Wednesday, January 19, 2005

Violence

Okay, we'll leave the sex and drugs for future entries and go straight to violence. In a way, emergency is all about violence. Someone in one cubicle is being stabbed with little needles, someone else is having precise doses of poisons infused into their vein, another is being told she cannot leave the hospital and must take the medication that makes her fat and slow.

I think sometimes that the most important characteristic a doctor or nurse must have is some kind of internal distance, some gap between the surface of their skin and their soul, something that enables them to do what they do (with scalpels and needles and questions and detention forms) and go on regardless. I sometimes think that distance is the only thing that has enabled me to survive. My patients express their pain, and I make the appropriate responses, and think that I feel the appropriate things, but it is all images projected onto a screeen - vivid and colourful and dramatic, but in no way affecting what lies beneath.

Anyway, violence. Most people I know who work in Emergency have been hit. I can think without effort of nurses who have been punched, security guards spat at, doctors kicked. Most nurses have been punched, kicked in the chest, spat on, arms twisted, hair pulled, scratched, threatened with bodily fluids in one way or another. A year or so back in Perth a psychiatric nurse was beaten almost to death. Before Christmas a man threatened to shoot me in the back of the head - "and I've got a gun, I know you, never see it coming, bang, all your fucking brains" - and then he punched a wall and broke his fist and it was me who had to check out his fractured metacarpal.

And the year before a blonde man, slim, with green eyes, told me he would dedicate the rest of his life to hunting down and killing me and my family. This in front of six police officers. The rest of his threats were a bit woozy as the intra-muscular clonazepam took effect, but even so, it happened.

And in first year I had to leap on a tall, lean man who smacked the senior consultant in the back of the head, and me and the security guard pinned him down. Any bragging rights I may have gained from this episode vanished when I saw a leg protruding from the melee and slapped on a pretty nasty leg-lock, nearly crippling the security guard.
What do you do about this?

It's difficult to even talk about. There are few acceptable male responses to violence - in fact, I can only think of one: more violence. Since that is impossible for about thirty or forty excellent reasons, what does that leave you with? Hospitals offer counselling, but I am not entirely sure counselling works. I think it sometimes makes things worse. The police came around once and asked me if I wanted to press charges, but the perosn who had threatened to kill me was distracted by clouds of invisible psychic sexual organs* and who knows what any of us would do under those circumstances.

Me, I go home and talk to my brother and then I smack the punching bag.

Note the gratifying masculine nature of those responses. I am a real man after all.

Sigh.

I don't know what the answer is. Violence remains a part of the job, and it shouldn't be. The offical stance is that it is unacceptable, but the same offical bodies that issue our mission statments about safe and secure workplaces also close the psychiatric wards, gut community mental health funding and let waiting times extend into the distance.

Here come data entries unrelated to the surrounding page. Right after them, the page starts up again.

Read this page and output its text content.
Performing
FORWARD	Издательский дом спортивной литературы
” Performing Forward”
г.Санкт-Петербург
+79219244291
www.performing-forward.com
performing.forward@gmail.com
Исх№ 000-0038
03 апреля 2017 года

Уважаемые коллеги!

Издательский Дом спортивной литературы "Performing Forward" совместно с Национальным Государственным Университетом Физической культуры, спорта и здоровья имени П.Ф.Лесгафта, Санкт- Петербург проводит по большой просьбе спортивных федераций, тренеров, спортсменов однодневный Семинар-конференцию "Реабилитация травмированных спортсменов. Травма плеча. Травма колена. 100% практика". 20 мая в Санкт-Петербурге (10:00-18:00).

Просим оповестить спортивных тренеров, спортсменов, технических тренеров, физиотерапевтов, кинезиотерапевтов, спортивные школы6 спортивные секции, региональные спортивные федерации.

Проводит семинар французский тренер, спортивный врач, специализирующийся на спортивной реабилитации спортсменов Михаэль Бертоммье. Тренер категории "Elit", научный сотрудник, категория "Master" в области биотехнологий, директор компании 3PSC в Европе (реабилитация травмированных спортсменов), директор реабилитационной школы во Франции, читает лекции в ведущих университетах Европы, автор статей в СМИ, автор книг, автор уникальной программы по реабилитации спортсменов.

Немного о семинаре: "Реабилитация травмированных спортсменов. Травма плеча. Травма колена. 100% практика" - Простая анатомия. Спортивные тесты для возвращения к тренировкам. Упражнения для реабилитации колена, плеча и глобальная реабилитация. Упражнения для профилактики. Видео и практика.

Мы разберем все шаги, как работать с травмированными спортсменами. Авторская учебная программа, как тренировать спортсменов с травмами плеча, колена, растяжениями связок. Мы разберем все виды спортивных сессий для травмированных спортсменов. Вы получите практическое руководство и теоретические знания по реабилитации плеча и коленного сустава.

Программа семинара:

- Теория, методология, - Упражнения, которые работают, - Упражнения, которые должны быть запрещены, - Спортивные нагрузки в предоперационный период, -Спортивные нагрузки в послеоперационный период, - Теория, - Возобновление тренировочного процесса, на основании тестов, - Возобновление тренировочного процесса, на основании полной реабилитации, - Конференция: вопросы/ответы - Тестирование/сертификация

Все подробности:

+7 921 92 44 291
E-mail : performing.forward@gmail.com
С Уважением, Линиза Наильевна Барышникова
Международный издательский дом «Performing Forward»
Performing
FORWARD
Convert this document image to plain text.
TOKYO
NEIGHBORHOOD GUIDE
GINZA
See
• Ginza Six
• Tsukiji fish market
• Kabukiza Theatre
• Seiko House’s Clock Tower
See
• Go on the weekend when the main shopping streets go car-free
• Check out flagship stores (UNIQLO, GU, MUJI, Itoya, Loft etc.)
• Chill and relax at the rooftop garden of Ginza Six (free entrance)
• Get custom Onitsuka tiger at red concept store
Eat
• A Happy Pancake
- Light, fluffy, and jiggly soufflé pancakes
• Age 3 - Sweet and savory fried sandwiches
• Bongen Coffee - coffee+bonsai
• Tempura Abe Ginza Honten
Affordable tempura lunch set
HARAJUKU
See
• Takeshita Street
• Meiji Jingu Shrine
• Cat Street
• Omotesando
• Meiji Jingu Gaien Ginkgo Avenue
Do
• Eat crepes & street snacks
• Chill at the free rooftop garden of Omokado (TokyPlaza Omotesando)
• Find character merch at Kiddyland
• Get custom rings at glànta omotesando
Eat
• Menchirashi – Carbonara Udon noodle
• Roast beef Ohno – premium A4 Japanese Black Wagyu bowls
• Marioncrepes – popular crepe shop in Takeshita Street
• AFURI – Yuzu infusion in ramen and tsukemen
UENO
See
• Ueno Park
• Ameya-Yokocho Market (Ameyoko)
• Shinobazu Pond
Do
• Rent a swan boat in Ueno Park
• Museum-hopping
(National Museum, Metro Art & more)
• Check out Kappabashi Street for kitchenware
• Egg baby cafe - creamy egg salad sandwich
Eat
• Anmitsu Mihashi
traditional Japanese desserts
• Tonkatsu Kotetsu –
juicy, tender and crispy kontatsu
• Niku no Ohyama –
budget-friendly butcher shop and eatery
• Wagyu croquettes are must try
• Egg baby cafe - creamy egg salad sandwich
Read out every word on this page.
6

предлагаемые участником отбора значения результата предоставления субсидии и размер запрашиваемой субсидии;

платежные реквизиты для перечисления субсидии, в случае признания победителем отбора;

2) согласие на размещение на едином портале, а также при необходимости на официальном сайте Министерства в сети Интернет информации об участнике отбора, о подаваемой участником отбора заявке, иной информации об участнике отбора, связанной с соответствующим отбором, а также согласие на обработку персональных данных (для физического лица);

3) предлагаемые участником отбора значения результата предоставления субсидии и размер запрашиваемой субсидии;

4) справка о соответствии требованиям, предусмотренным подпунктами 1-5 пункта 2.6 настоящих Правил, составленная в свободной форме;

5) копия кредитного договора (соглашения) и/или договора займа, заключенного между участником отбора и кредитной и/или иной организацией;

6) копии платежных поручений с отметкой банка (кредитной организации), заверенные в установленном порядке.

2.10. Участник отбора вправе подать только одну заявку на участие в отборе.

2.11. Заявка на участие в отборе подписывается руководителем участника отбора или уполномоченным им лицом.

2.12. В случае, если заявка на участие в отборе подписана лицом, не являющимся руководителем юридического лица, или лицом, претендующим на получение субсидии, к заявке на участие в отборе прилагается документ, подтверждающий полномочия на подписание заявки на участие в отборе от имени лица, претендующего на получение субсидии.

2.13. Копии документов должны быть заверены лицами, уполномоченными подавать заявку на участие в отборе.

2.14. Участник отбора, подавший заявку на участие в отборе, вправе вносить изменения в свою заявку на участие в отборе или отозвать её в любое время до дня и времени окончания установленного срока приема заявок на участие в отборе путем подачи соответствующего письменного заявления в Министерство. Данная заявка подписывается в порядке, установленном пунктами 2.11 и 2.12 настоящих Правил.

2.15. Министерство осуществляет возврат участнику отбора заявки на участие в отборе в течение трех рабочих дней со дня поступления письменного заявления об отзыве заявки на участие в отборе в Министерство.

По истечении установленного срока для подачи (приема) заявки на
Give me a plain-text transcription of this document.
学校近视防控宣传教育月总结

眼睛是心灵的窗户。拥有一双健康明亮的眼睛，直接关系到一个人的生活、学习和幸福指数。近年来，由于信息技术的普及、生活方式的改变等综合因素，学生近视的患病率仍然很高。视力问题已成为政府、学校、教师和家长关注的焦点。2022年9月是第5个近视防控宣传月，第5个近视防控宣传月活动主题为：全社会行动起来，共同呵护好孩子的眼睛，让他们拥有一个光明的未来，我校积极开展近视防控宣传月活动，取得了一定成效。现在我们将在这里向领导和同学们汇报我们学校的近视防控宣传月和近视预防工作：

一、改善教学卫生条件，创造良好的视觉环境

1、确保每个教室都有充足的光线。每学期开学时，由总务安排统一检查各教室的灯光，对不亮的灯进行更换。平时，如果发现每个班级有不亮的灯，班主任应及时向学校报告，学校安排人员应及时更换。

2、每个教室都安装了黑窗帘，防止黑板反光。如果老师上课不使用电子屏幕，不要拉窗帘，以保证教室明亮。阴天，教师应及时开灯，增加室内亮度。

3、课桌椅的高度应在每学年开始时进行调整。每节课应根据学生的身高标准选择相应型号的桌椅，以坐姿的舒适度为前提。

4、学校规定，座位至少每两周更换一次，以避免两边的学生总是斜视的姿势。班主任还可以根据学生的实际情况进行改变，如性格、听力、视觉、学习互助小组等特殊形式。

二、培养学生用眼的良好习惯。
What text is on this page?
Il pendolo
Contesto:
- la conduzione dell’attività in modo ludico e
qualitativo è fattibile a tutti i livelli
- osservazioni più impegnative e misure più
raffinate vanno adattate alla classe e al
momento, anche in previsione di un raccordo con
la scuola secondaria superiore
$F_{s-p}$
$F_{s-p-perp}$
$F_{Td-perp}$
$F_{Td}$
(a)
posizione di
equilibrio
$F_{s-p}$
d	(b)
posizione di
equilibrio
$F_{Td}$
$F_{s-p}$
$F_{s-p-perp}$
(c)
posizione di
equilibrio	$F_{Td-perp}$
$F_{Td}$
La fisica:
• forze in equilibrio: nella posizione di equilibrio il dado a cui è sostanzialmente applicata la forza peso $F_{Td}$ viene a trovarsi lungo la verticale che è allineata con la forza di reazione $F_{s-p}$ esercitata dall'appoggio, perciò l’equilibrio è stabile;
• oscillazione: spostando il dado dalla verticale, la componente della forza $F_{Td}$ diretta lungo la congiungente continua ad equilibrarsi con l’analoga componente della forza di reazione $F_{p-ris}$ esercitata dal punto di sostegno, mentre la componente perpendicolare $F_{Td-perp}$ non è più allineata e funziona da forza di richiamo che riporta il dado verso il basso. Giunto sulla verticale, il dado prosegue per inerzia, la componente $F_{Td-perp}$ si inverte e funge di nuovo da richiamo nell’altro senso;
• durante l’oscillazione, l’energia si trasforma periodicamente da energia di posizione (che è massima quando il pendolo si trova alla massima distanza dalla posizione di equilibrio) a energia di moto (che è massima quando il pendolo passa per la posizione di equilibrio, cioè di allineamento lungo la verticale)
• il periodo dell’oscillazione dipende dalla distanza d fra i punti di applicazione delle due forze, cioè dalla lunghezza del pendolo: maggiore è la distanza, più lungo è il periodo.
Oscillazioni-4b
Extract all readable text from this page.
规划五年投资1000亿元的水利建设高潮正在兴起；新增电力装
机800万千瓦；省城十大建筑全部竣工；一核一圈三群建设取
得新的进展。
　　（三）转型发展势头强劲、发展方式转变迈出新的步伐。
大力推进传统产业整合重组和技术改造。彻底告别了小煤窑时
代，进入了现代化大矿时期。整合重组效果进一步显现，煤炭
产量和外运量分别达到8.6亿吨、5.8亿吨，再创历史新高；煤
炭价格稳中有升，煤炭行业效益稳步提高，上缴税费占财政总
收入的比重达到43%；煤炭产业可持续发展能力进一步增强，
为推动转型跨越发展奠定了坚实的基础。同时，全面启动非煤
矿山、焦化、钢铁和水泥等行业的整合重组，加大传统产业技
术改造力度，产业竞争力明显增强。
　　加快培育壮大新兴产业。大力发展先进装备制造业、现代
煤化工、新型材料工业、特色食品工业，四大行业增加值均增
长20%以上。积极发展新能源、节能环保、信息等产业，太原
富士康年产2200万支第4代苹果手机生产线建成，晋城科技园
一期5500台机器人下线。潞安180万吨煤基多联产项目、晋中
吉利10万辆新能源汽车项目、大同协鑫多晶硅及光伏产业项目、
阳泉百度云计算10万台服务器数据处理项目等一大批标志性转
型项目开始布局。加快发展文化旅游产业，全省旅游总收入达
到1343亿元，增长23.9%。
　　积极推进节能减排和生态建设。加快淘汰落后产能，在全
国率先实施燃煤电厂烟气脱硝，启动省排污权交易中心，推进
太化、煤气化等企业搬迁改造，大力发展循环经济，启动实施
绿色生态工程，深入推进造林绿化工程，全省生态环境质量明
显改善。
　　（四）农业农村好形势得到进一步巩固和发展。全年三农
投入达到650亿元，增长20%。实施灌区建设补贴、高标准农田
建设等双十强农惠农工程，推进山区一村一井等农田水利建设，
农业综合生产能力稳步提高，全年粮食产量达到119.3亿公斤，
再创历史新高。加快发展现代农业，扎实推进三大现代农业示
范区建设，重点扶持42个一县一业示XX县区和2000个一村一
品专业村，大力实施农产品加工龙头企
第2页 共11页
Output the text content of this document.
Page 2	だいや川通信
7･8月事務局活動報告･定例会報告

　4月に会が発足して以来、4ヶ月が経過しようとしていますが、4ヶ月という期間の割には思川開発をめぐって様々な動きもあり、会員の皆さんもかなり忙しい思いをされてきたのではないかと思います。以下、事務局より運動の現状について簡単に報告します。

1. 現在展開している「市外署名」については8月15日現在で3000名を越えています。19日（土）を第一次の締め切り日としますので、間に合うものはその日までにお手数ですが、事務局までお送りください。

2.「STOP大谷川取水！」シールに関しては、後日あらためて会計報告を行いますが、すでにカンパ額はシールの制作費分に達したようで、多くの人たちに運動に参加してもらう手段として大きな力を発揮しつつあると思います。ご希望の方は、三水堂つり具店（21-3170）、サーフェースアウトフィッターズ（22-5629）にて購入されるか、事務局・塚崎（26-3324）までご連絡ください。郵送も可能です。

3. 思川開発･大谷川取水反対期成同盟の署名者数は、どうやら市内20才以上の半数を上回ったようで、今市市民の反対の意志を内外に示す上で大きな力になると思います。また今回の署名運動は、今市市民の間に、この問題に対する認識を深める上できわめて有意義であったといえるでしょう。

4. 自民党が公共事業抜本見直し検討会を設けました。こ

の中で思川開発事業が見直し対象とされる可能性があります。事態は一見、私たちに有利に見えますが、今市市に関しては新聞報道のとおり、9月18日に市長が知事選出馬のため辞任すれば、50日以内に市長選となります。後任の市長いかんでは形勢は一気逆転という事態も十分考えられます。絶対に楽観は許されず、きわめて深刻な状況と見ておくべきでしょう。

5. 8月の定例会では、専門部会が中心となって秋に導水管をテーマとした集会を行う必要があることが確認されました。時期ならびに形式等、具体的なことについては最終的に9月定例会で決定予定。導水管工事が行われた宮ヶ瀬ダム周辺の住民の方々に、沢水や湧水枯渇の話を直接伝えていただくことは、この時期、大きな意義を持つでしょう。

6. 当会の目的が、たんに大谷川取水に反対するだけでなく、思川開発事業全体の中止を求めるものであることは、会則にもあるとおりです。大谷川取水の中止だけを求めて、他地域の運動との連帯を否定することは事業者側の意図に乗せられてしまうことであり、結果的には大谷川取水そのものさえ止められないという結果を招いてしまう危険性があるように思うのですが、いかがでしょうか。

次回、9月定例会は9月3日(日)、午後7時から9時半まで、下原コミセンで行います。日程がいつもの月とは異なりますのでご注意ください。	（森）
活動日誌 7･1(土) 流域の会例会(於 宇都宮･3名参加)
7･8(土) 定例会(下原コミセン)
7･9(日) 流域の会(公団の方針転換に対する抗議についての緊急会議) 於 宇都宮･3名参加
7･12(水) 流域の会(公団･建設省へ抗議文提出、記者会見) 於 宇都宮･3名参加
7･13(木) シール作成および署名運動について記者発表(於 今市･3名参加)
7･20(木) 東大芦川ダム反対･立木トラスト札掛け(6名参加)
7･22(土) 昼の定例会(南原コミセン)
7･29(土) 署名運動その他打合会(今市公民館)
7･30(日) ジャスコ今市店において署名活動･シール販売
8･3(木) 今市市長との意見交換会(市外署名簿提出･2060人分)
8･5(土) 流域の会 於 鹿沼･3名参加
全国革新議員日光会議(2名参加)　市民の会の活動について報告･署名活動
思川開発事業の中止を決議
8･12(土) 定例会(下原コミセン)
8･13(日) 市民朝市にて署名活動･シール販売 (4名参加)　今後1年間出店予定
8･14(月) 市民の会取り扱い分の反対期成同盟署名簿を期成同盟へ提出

Maybe part of it's in the training. Nurses and doctors - and it's the nurses who get hit most often - get trained in how to manage chronic renal failure when maybe they should be trained in how to manage a right hook. A few less session on nebulisers and nephrotoxicity and a few more on nunchaku.

Not entirely serious there. But I am running a self defence course for some of the staff I work with: de-escalating, psychology, basic physical stuff - so that hopefully we can minimise the damage for everyone.

Bronze John

* I am not making this up - in fact, I have met three patients with similar beliefs in the last five years. The belief that one is being in some way persecuted by invisible penises/penii is almost common enough to qualify as a syndrome. I'll be damned if I want it named after me, though.